This section is from the book "Los Angeles Cookery", by The Ladies Aid Society.
Madame Chevallier.
Take twelve tomatoes, an onion, a green pepper, parsley and garlic, let it cook for half an hour without water, then strain; afterwards add a piece of butter, with a small spoonful of flour; let it cook again for half an hour.
Madame Chevallier.
Chop an onion with some parsley, put in a pan with bread soaked in milk, one raw egg, and a large piece of butter; pepper and salt, fry for ten minutes, and then put it in the turkey, and sew the turkey up. If you wish olives in it, do not put in any onion.
Madame Chevallier.
Use a French coffee pot; take half Java and half Costa Rica; filling the measure with coffee, throw over it boiling water until the coffee pot is full.
Madame Chevallier.
Take the chicken, cut in pieces, and fry; then take an onion, chop, and fry until well browned; mix flour with it; add water, salt and pepper; put the chicken in with this, and let it cook for an hour with a slow fire.
Madame Meyer.
Either poach or boil them not quite hard; make a tomato sauce by cooking tomatoes in a good deal of butter; season with pepper and salt and add the yolks of two eggs, stirring the tomatoes slowly into the eggs; when this sauce is done pour it over the eggs.
Madame Meyer.
Boil the eggs quite hard, then cut them across the centre, taking out the yolks; moisten some bread-crumbs with milk, squeeze them quite dry, mix them with the yolks well; to this add finely chopped parsley, and salt.
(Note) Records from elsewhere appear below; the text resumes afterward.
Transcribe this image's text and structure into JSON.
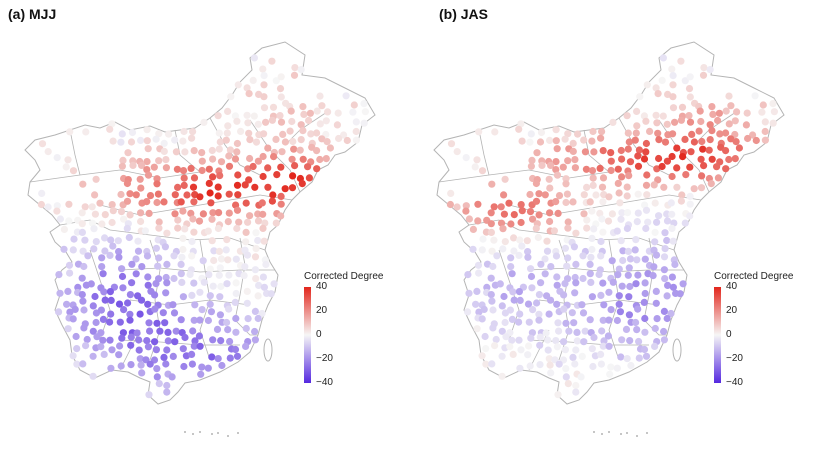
{
  "panels": [
    {
      "id": "mjj",
      "title": "(a) MJJ",
      "pattern": "mjj"
    },
    {
      "id": "jas",
      "title": "(b) JAS",
      "pattern": "jas"
    }
  ],
  "legend": {
    "title": "Corrected Degree",
    "ticks": [
      "40",
      "20",
      "0",
      "−20",
      "−40"
    ],
    "range": [
      -40,
      40
    ],
    "colors": {
      "high": "#e2261c",
      "mid": "#f6f6f6",
      "low": "#5529e0"
    }
  },
  "map_style": {
    "border_color": "#b4b4b4"
  }
}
When this filling is well worked together, fill the whites with it; butter a flat pan, put the eggs in with the flat side down, and put whatever of the filling may be left over around them; make a rich white sauce, and pour it over them, sprinkle a few bread-crumbs over it, and set in the oven ten minutes. Dish it in the pan.
Madame Meyer.
Slice and brown the chicken in fat; when nicely browned add a glass of soup, one onion, a carrot, some thyme and parsley, a small piece of garlic and one small green onion; let it cook for a little while; then add mushrooms and cook an hour or so longer; if you like, add a little chopped parsley.
Madame Meyer.
(Mushrooms with the chicken or leg of lamb, but not with rabbit.) Carve the same as you do for the Saute, and brown in sweet oil; then add pepper, salt and mushrooms; before adding the mushrooms to the marangot, brown them. When it is done, add a little tomato sauce, and decorate with toasted bread or fried eggs. In both of the above recipes you cut the meat or fowl the same as for any stew.
Madame Meyer.
Scald the estragon (estragon is an herb). Take the liver of the chicken, chop it very fine, adding pepper and salt and a piece of butter. To this add the estragon and work them well together; then fill the chicken with it, and put it in the oven, with butter and a little lard, until it is nicely browned; after it is nicely browned you wrap it in white cooking paper; baste it very often until it is done. For the sauce, chop some estragon fine, add a little butter and flour; after they are well mixed, the yolk of one egg, a little soup, pepper and salt to taste, and just a little vinegar.
Madame Meyer.
To a dozen pigeons take a bottle of olives, cut them as well as you can from the stones, and chop very fine with the livers of the pigeons; add bread crumbs, and season with thyme, ginger, pepper and salt; stuff the pigeons with this mixture and sew them up; rub some seasoning into them and wrap in grape leaves, so as to completely cover each one; then set aside. Brown some flour in a large lump of butter in a stew pan, and add some soup; put the pigeons in and stew till done; take off the grape leaves and dish.